V: De Gaulle, en fait, n’est pas Don Juan, c’est le roi Ubu. Il a transposé en
politique le théâtre de l’absurde. Il a fait pour Beckett ce que Staline pour
Kafka.
Scene 7
V: Le 8 février 1962, la police réprima une manifestation convoquée par le
PCF contre l’OAS et tua 8 manifestants dans la bouche de la station de
métro de Charonne. Ils moururent avec le crâne fracassé.
48
E: Qui avait donné l’ordre ?
V: Le Préfet de police de Paris, Maurice Papon.
E: Ce nom me dit quelque chose.
V: Il fut Préfet de la Gironde en 1942-44 et déporta 1500 juifs dont pas mal
d’enfants. Il fut condamné en 1997 pour crime contre l’humanité.
E: Et qui l’ordonna de commettre ces crimes ?
V: Pétain, qui fut grâcié.
E: Je veux dire, en 62.
V: De Gaulle.
E: Directement ?
V: Non, bien sûr, il y avait le Premier Ministre Debré et le Ministre de
l’Intérieur, Roger Frey.
E: Est-ce qu’ils exprimèrent des remords ?
V: Pas du tout, Debré eut même le culot de manifester son ‘admiration et
confiance en la police’, en même temps qu’il s’auto-amnistiait, car on ne sait
jamais.
E: C’est pas grand’chose 8 cadavres.
V: Le 17 octobre 1961, les mêmes criminels tuèrent à Paris 200 manifestants
du FLN. On retrouva des cadavres dans la Seine.
E: Pourra-t-on un jour condammner ces criminels ?
V: L’Histoire les condamnera.
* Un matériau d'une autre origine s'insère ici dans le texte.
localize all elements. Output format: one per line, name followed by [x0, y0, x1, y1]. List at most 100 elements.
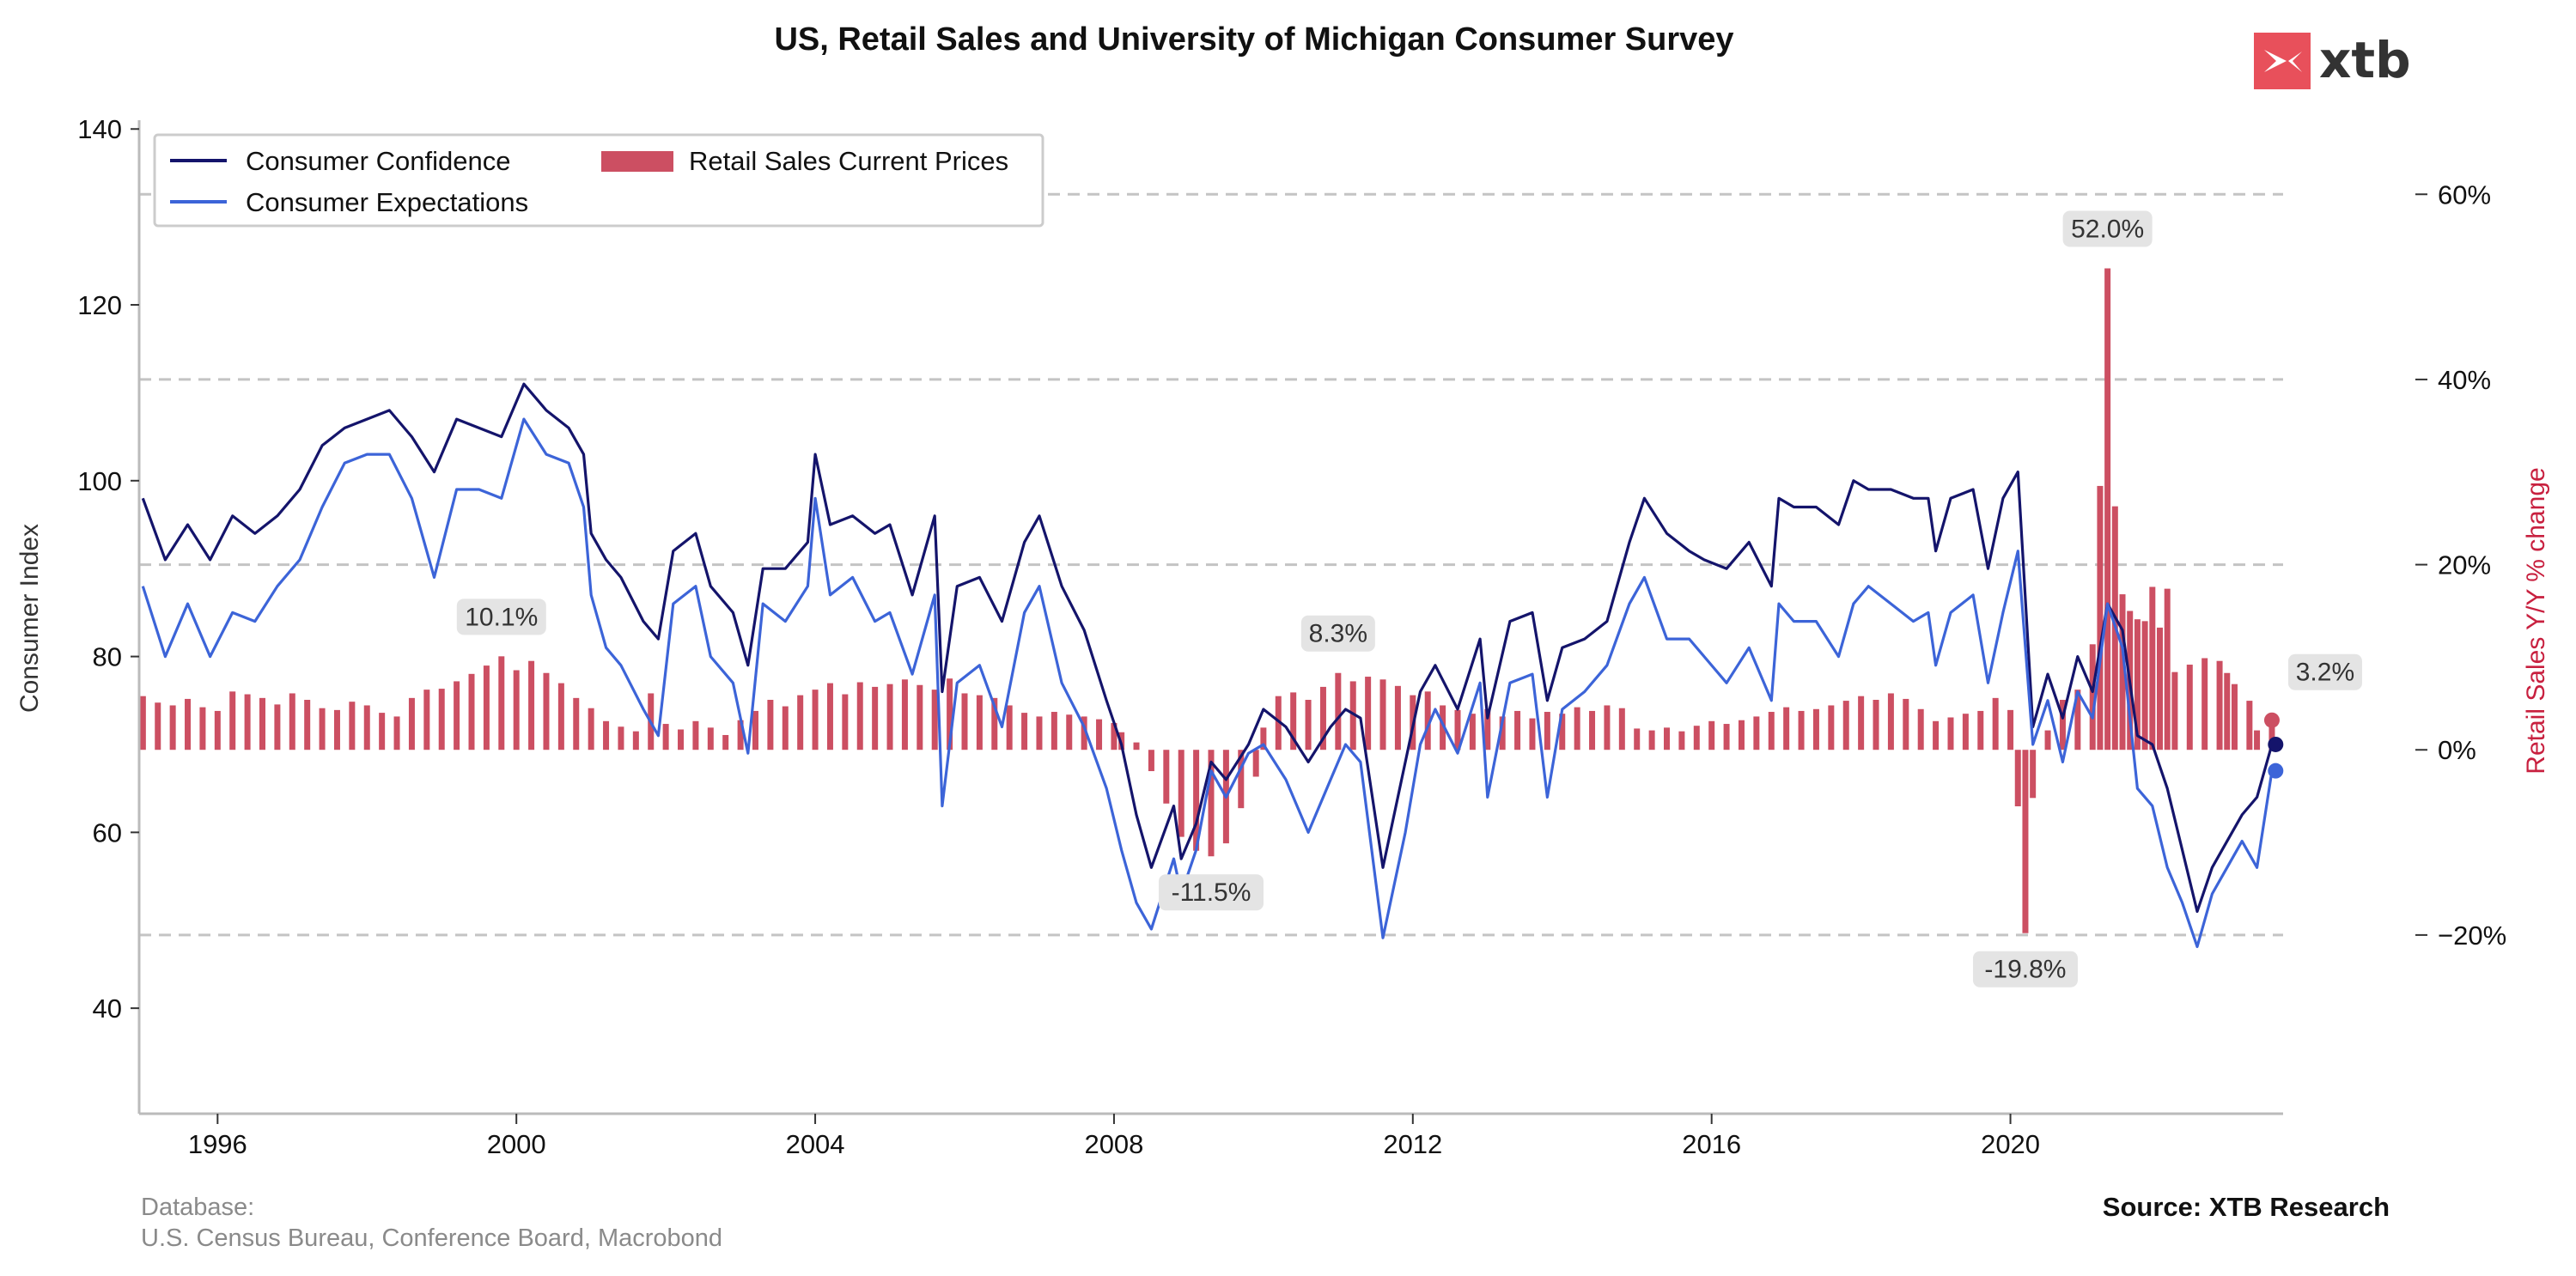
left-tick-label: 80 [93, 642, 122, 672]
retail-sales-bar [1379, 679, 1386, 750]
retail-sales-bar [274, 704, 281, 750]
retail-sales-bar [139, 696, 146, 750]
retail-sales-bar [722, 734, 729, 750]
annotation-label: 8.3% [1309, 620, 1367, 648]
retail-sales-bar [1006, 705, 1013, 750]
retail-sales-bar [2164, 588, 2171, 750]
retail-sales-bar [2074, 690, 2081, 750]
retail-sales-bar [2134, 619, 2141, 750]
retail-sales-bar [2231, 684, 2238, 750]
annotation-box [1972, 951, 2078, 987]
retail-sales-bar [1096, 719, 1103, 750]
consumer-confidence-line [141, 382, 2274, 914]
retail-sales-bar [528, 660, 535, 750]
annotation-label: 3.2% [2296, 659, 2354, 687]
footer-source: Source: XTB Research [2103, 1192, 2390, 1222]
retail-sales-bar [692, 720, 699, 750]
footer-database-sources: U.S. Census Bureau, Conference Board, Ma… [141, 1224, 722, 1252]
annotation-box [1300, 615, 1375, 652]
retail-sales-bar [438, 689, 445, 750]
consumer-lines [141, 382, 2274, 949]
annotation-label: -19.8% [1984, 956, 2066, 984]
retail-sales-bar [707, 727, 714, 750]
retail-sales-bar [2224, 672, 2231, 750]
retail-sales-bar [1335, 672, 1342, 750]
retail-sales-bar [1559, 714, 1566, 750]
retail-sales-bar [513, 670, 520, 750]
retail-sales-bar [1768, 712, 1775, 750]
left-axis-ticks: 40 60 80 100 120 140 [77, 114, 139, 1024]
left-tick-label: 100 [77, 466, 122, 496]
annotation-box [2287, 653, 2362, 690]
retail-sales-bar [1753, 716, 1760, 750]
left-axis-label: Consumer Index [15, 524, 44, 713]
retail-sales-bar [662, 724, 669, 750]
retail-sales-bar [185, 698, 192, 750]
retail-sales-bar [588, 708, 594, 750]
retail-sales-bar [1305, 700, 1312, 750]
retail-sales-bar [454, 681, 460, 750]
retail-sales-bar [199, 707, 206, 750]
retail-sales-bar [2268, 720, 2275, 750]
retail-sales-bar [2044, 730, 2051, 750]
retail-sales-bar [1290, 692, 1297, 750]
retail-sales-bar [678, 729, 685, 750]
retail-sales-bar [319, 708, 326, 750]
retail-sales-bars [139, 268, 2275, 933]
retail-sales-bar [2030, 750, 2037, 799]
retail-sales-bar [169, 705, 176, 750]
retail-sales-bar [797, 695, 804, 750]
consumer-expectations-end-marker [2268, 763, 2284, 779]
retail-sales-bar [947, 678, 953, 750]
right-tick-label: 20% [2438, 550, 2491, 580]
x-tick-label: 1996 [188, 1129, 247, 1159]
retail-sales-bar [543, 672, 550, 750]
annotation-label: 10.1% [465, 603, 538, 631]
retail-sales-bar [2141, 621, 2148, 750]
retail-sales-bar [2254, 730, 2261, 750]
retail-sales-bar [1634, 728, 1641, 750]
retail-sales-bar [304, 700, 311, 750]
retail-sales-bar [244, 694, 251, 750]
retail-sales-bar [2216, 660, 2223, 750]
retail-sales-bar [2104, 268, 2111, 750]
retail-sales-bar [1678, 731, 1685, 750]
retail-sales-bar [856, 682, 863, 750]
retail-sales-bar [408, 697, 415, 750]
retail-sales-bar [483, 665, 490, 750]
retail-sales-bar [1723, 724, 1730, 750]
retail-sales-bar [498, 656, 505, 750]
x-tick-label: 2008 [1084, 1129, 1143, 1159]
legend-swatch-retail-sales [601, 151, 673, 172]
retail-sales-bar [1917, 708, 1924, 750]
retail-sales-bar [1798, 710, 1805, 750]
retail-sales-bar [379, 713, 386, 750]
retail-sales-bar [1873, 700, 1879, 750]
retail-sales-bar [1947, 717, 1954, 750]
retail-sales-bar [1858, 696, 1865, 750]
chart-title: US, Retail Sales and University of Michi… [774, 21, 1733, 58]
retail-sales-bar [2171, 671, 2178, 750]
retail-sales-bar [1812, 708, 1819, 750]
right-axis-label: Retail Sales Y/Y % change [2522, 467, 2550, 774]
retail-sales-bar [2157, 627, 2164, 750]
retail-sales-bar [826, 683, 833, 750]
retail-sales-bar [1484, 708, 1491, 750]
retail-sales-bar [2014, 750, 2021, 807]
retail-sales-bar [1693, 726, 1700, 750]
right-tick-label: 0% [2438, 735, 2476, 765]
retail-sales-bar [557, 683, 564, 750]
retail-sales-bar [1933, 720, 1940, 750]
left-tick-label: 60 [93, 817, 122, 848]
retail-sales-bar [618, 726, 624, 750]
legend: Consumer Confidence Retail Sales Current… [153, 133, 1044, 228]
retail-sales-bar [214, 710, 221, 750]
retail-sales-bar [1529, 718, 1536, 750]
retail-sales-bar [991, 697, 998, 750]
annotation-label: 52.0% [2071, 216, 2144, 244]
retail-sales-bar [2089, 644, 2096, 750]
retail-sales-bar [1544, 712, 1550, 750]
retail-sales-bar [2007, 709, 2014, 750]
retail-sales-bar [1738, 720, 1745, 750]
De Gaulle nomma Debré comme Pétain avait
nommé Laval, ou Caligula son cheval. On ne condamme en procès que les
petits galopins, les Papon et les Barbie, pas les grands criminels.
E: Et Maurice Audin, ça vous dit quelque chose ?
V: Ça c’est une autre histoire.
Scene 8
V: Si tu ouvres une fenêtre à droite et une autre à gauche, ne sois pas surpris
par le courant d’air.
E: De quelles fenêtres parlez-vous ?
V: Lorsque de Gaulle arriva au pouvoir, il s’entoura de tout ce qui était
réactionnaire en France, de droite comme de gauche: Debré, Malraux, Pinay,
Frey, Jeanneney, Giscard d’Estaing et Guy Mollet.
E: Et ils étaient tous d’accord ?
V: En effect, c’est comme des chefs mafieux, qui savent arriver toujours à
49
un accord. Les seuls coups contre de Gaulle arrivèrent de la vraie gauche,
Mendès, Mitterrand et les 121. Ils dénoncèrent le ‘coup d’état permanent’.
E: C’est quoi ce coup d’état permanent ?
V: Le référendum. Les tyrans aiment convoquer des référenda plutôt que des
élections. Franco en convoqua deux, et son score ne baissait jamais de 95%.
De Gaulle se contentait d’un petit 75%.
E: Mais il finit bien par perdre un référendum.
V: Il commit une erreur de géographie, qui passa à l’histoire sous le nom de
‘régionalisation’. Lui, le grand propiétaire terrien, voulait laisser son héritage
sous la forme de domaines parcelés, comme le Roi Lear. Il s’aveugla comme
celui-ci, et ses fils, Chaban, Giscard, Debré, Pompidou, et autres caciques
finirent par l’achever.
E: Le Roi Lear. Pourquoi de Gaulle râtait tellement ses lectures ?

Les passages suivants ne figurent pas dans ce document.